I wish to take nothing but memories along the miles and leave nothing but all my smiles. Lets just say am the guy that your mother always warned you from hanging out with *evil laugh* Here's all my teenie weenie twaddle and tale of narcissism. I blog irregularly - because (sometimes) I tend to feel more lazy than a guy who drew a Japanese Flag! Stay insanely happy. *Yay*
Life is this big fat stinking mess and I am trying to figure it out.
I am currently staring blank at the screen. Still staring.
I decided that I would write today. What about? I do not know. But write I must. Its something that I have enjoyed doing / pursuing but.. but.. life happened (I have a knack for DRAMA). So let's get on with it, shall we?

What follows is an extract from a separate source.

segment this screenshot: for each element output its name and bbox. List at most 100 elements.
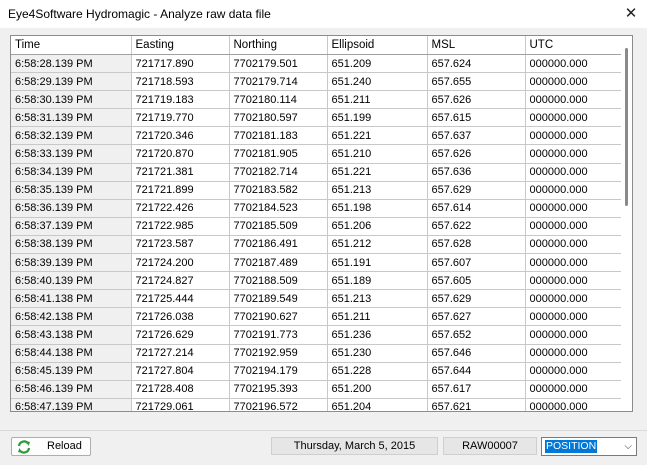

I turned 28 yesterday. Yes, TWENTY friggin' EIGHT. And if you have known me at all, you would also know how often I would mention that 28 would be the perfect age. At 28, you are neither too old nor young. You neither look like an uncooked pasta nor a burnt toast - So to say you look just right; like a ripe fruit ready to be eaten. And above all you do not have to live through pang of age 29 when you would stress over how you are turning 30. Ahh!! You see, I fantasized about age 28 quite a lot. My younger self thought I would have figured out everything by the time I would be 28. And at 28, I AM STILL FIGURING. And silly as you might think I am - by 28, I thought, I would have a home of my own, a burgeoning career, fantastic look, and many more stuff that would be embarrassing for me if I mention them now. To sum it up I had a vision of myself as a grown-up. It included making large abstract paintings in a huge barn (I used to paint then), or perhaps, write. I pictured being the kind of man who owned a barn that had been converted into a painting studio with cozy corners where I would write as well. I pictured having a stained glass window in the barn. I wanted to own horses too and tons of other animals. I do not know where I thought I would keep the horses if I were painting in the barn or writing in those cozy corners. May be that's what being optimistic is like. You do not worry about where the horses are going to sleep. Now, I am pragmatic. #FactoNotVerba
My point is life has not turned up exactly like I thought it would. If you asked me not too long ago (let's say last year) where I saw myself in a year, I would tell you that this was not it. Everything I am right now is nothing like I thought I would have been. And may be that's the beauty of it. So may be this year will be amazing for me. Or may be not. I would be better at what I am doing, progress and may be 28 would be everything I thought it would be. Or not. Or may be tomorrow meteor will smash the earth, another earthquake will wreck it's havoc, or it won't. Life is this big fat stinking mess. BUT THAT'S THE BEAUTY OF IT TOO. Age 28 and life is what I make of it. And you see I already have vision for when I turn 30. Because, WHY NOT?
And.. by 28 I wanted to have people around me who I love and eventually plan my life with. And at 27, I decided I would spend my special day with those special people. And I did. Sanyukta, Usha, Sarthak and Triyug. Thank you for everything. This post is for you guys. Stay insanely happy and weird. Love XX.